My brother’s illness and other issues began to form cracks in the bond I had with my mother. I was difficult to reach, at best, with anyone. Eventually, my mother quit trying. There were three other children, and everybody at the Community Stewpot for her to worry about. If I wanted to cut myself off, that’d just have to be my choice.

If I’d been there, if I’d known… I was so strong, the strongest kid anybody knew. I could have done something. She was so tiny. I could have lifted her up and pulled the rope out of the hook in the ceiling, and gotten her help, and nobody would have known.

I was very angry with my mother for not telling me in time to go to the funeral. She insisted that she didn’t know herself, which is probably true. Katie’s parents didn’t call the parents of Katie’s friends to let them know what happened. My mother only knew because a mutual friend told her, and she called Katie’s mom to console her and to talk with her about her experiences with her own mentally ill child.

It’d be best if I avoided women, I decided. That worked for a little over a year until the next one started demanding my attention.

The next time I saw Katie’s parents was at my father’s funeral. Daddy died at the peak of his political and economic power. Several of his YPO friends flew in for the occasion, primarily to see my mom. Seeing Katie’s mom, I didn’t know what to say. It’d been almost fifteen years, but she held me very tightly.

But if I’d ever leave you, how could it be in autumn

How I’d leave in autumn, I never would know

I’ve seen how you sparkle when fall nips the air

I know you in autumn and I must be there

 

At thirteen and fourteen, mental illness isn’t something children understand very well. I’ve read that hormonal changes and rapidly changing social structures can bring issues like Bipolar and Major Depression out in susceptible adolescents and their early teens.

Katie was a child of infinite possibilities. That she should be dead made no sense to me—the first of many unsolvable mysteries in the world, unresolvable injustices.

Besides my learning disabilities, I suffer from chronic and Major Depression. Suicide became an almost regular part of my life after Katie died. From that day to this, there have only been a few years untouched by suicide. Because it’s been such a significant part of my life, I’ve never considered myself a candidate for suicide, even though nearly everyone I knew did.
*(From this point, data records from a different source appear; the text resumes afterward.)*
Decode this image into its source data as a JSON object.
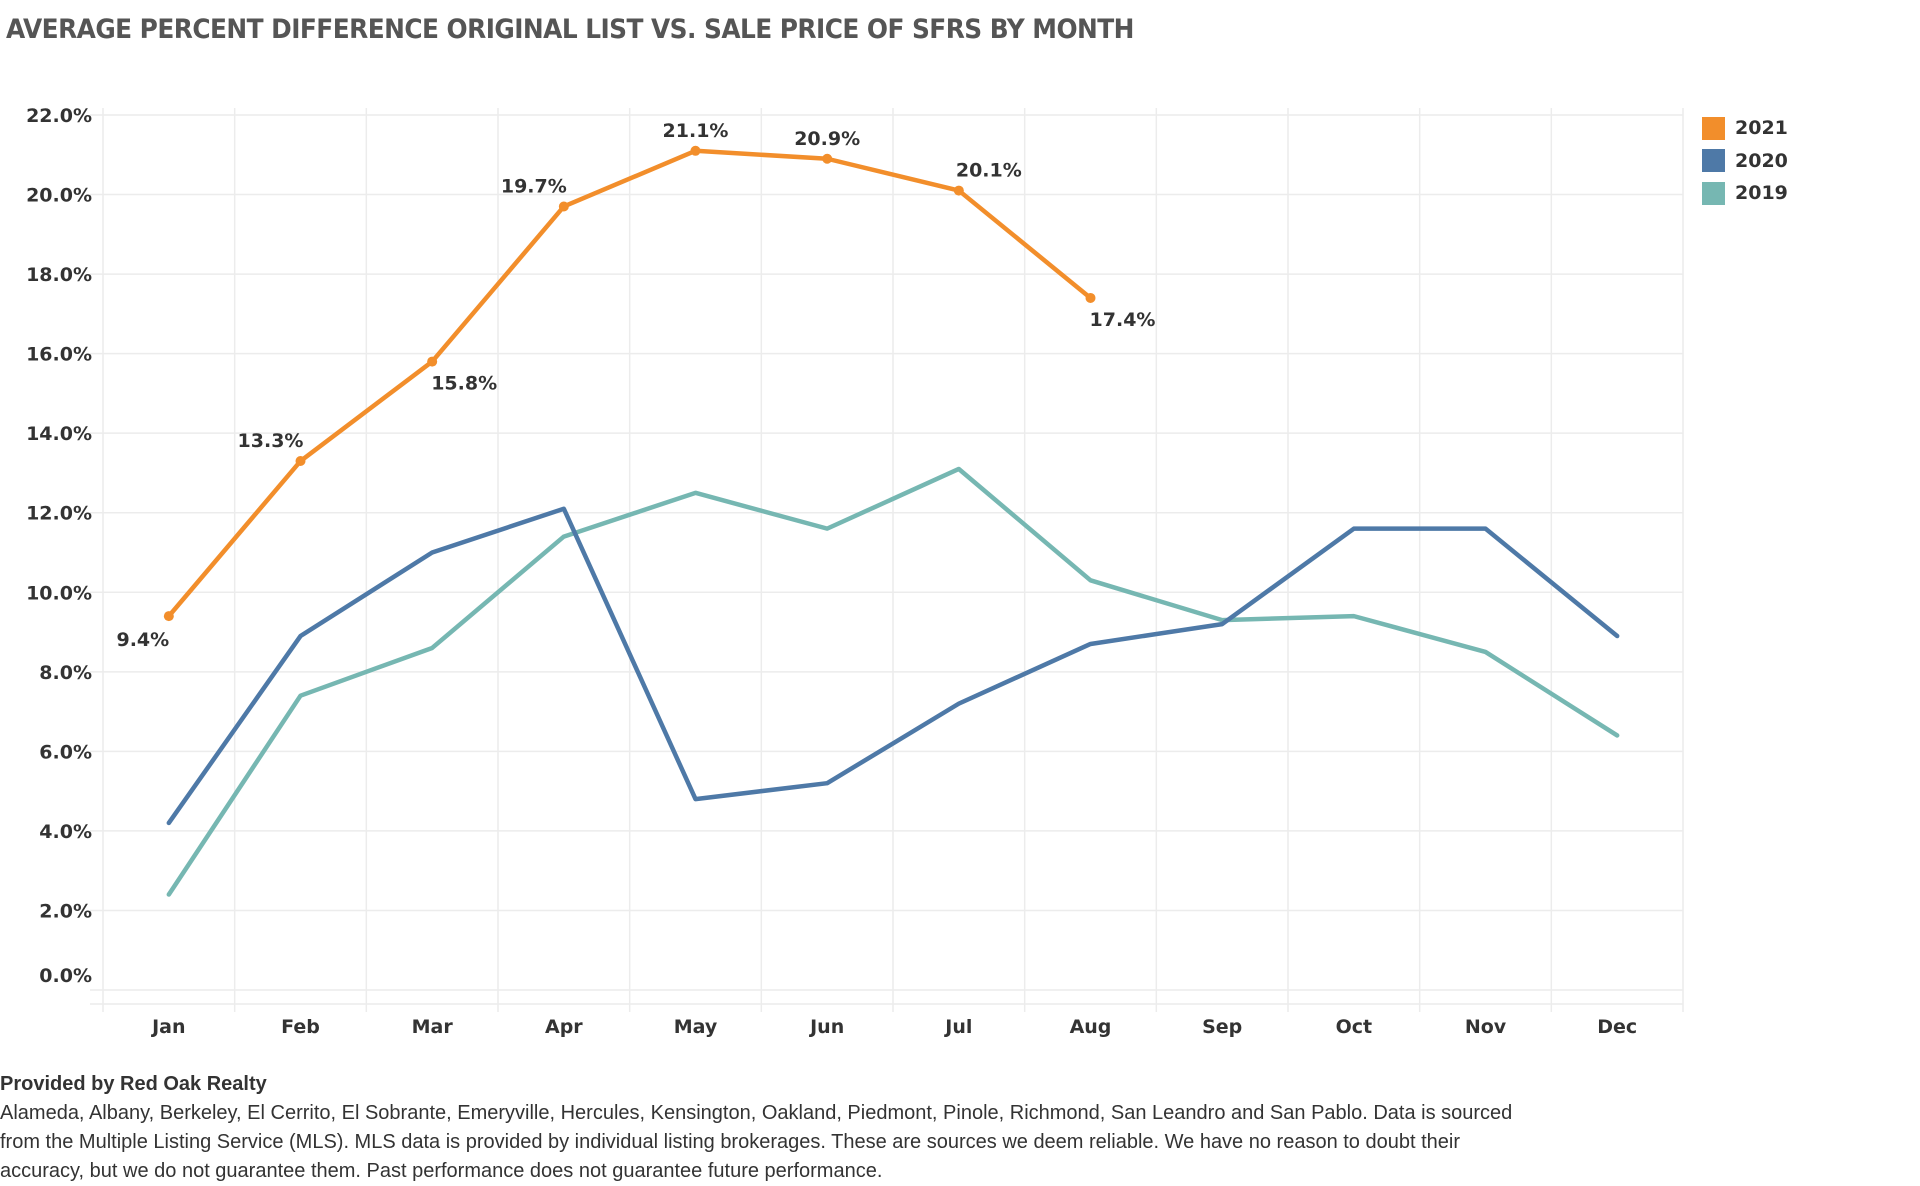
{
  "title": "AVERAGE PERCENT DIFFERENCE ORIGINAL LIST VS. SALE PRICE OF SFRS BY MONTH",
  "legend": {
    "items": [
      {
        "label": "2021",
        "color": "#F28E2B"
      },
      {
        "label": "2020",
        "color": "#4E79A7"
      },
      {
        "label": "2019",
        "color": "#76B7B2"
      }
    ]
  },
  "footer": {
    "heading": "Provided by Red Oak Realty",
    "lines": [
      "Alameda, Albany, Berkeley, El Cerrito, El Sobrante, Emeryville, Hercules, Kensington, Oakland, Piedmont, Pinole, Richmond, San Leandro and San Pablo. Data is sourced",
      "from the Multiple Listing Service (MLS). MLS data is provided by individual listing brokerages. These are sources we deem reliable. We have no reason to doubt their",
      "accuracy, but we do not guarantee them. Past performance does not guarantee future performance."
    ]
  },
  "chart_data": {
    "type": "line",
    "title": "AVERAGE PERCENT DIFFERENCE ORIGINAL LIST VS. SALE PRICE OF SFRS BY MONTH",
    "xlabel": "",
    "ylabel": "",
    "categories": [
      "Jan",
      "Feb",
      "Mar",
      "Apr",
      "May",
      "Jun",
      "Jul",
      "Aug",
      "Sep",
      "Oct",
      "Nov",
      "Dec"
    ],
    "ylim": [
      0,
      22
    ],
    "yticks": [
      0,
      2,
      4,
      6,
      8,
      10,
      12,
      14,
      16,
      18,
      20,
      22
    ],
    "ytick_labels": [
      "0.0%",
      "2.0%",
      "4.0%",
      "6.0%",
      "8.0%",
      "10.0%",
      "12.0%",
      "14.0%",
      "16.0%",
      "18.0%",
      "20.0%",
      "22.0%"
    ],
    "grid": true,
    "legend_position": "top-right",
    "series": [
      {
        "name": "2021",
        "color": "#F28E2B",
        "markers": true,
        "show_labels": true,
        "values": [
          9.4,
          13.3,
          15.8,
          19.7,
          21.1,
          20.9,
          20.1,
          17.4
        ],
        "labels": [
          "9.4%",
          "13.3%",
          "15.8%",
          "19.7%",
          "21.1%",
          "20.9%",
          "20.1%",
          "17.4%"
        ],
        "label_positions": [
          "below-left",
          "above-left",
          "below-right",
          "above-left",
          "above",
          "above",
          "above-right",
          "below-right"
        ]
      },
      {
        "name": "2020",
        "color": "#4E79A7",
        "markers": false,
        "show_labels": false,
        "values": [
          4.2,
          8.9,
          11.0,
          12.1,
          4.8,
          5.2,
          7.2,
          8.7,
          9.2,
          11.6,
          11.6,
          8.9
        ]
      },
      {
        "name": "2019",
        "color": "#76B7B2",
        "markers": false,
        "show_labels": false,
        "values": [
          2.4,
          7.4,
          8.6,
          11.4,
          12.5,
          11.6,
          13.1,
          10.3,
          9.3,
          9.4,
          8.5,
          6.4
        ]
      }
    ]
  }
}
While there is such a thing as suicide of desperation, nearly all suicides are the product of mental illness, usually Major Depression, but also Bipolar Disorder and Schizophrenia. Of all the things the caregivers of mental illness keep buried in their own minds, this threat never quite goes away. You cannot love somebody out of it, but it’s worth trying.

Boyd Campbell is a writer and activist living in Jackson, MS.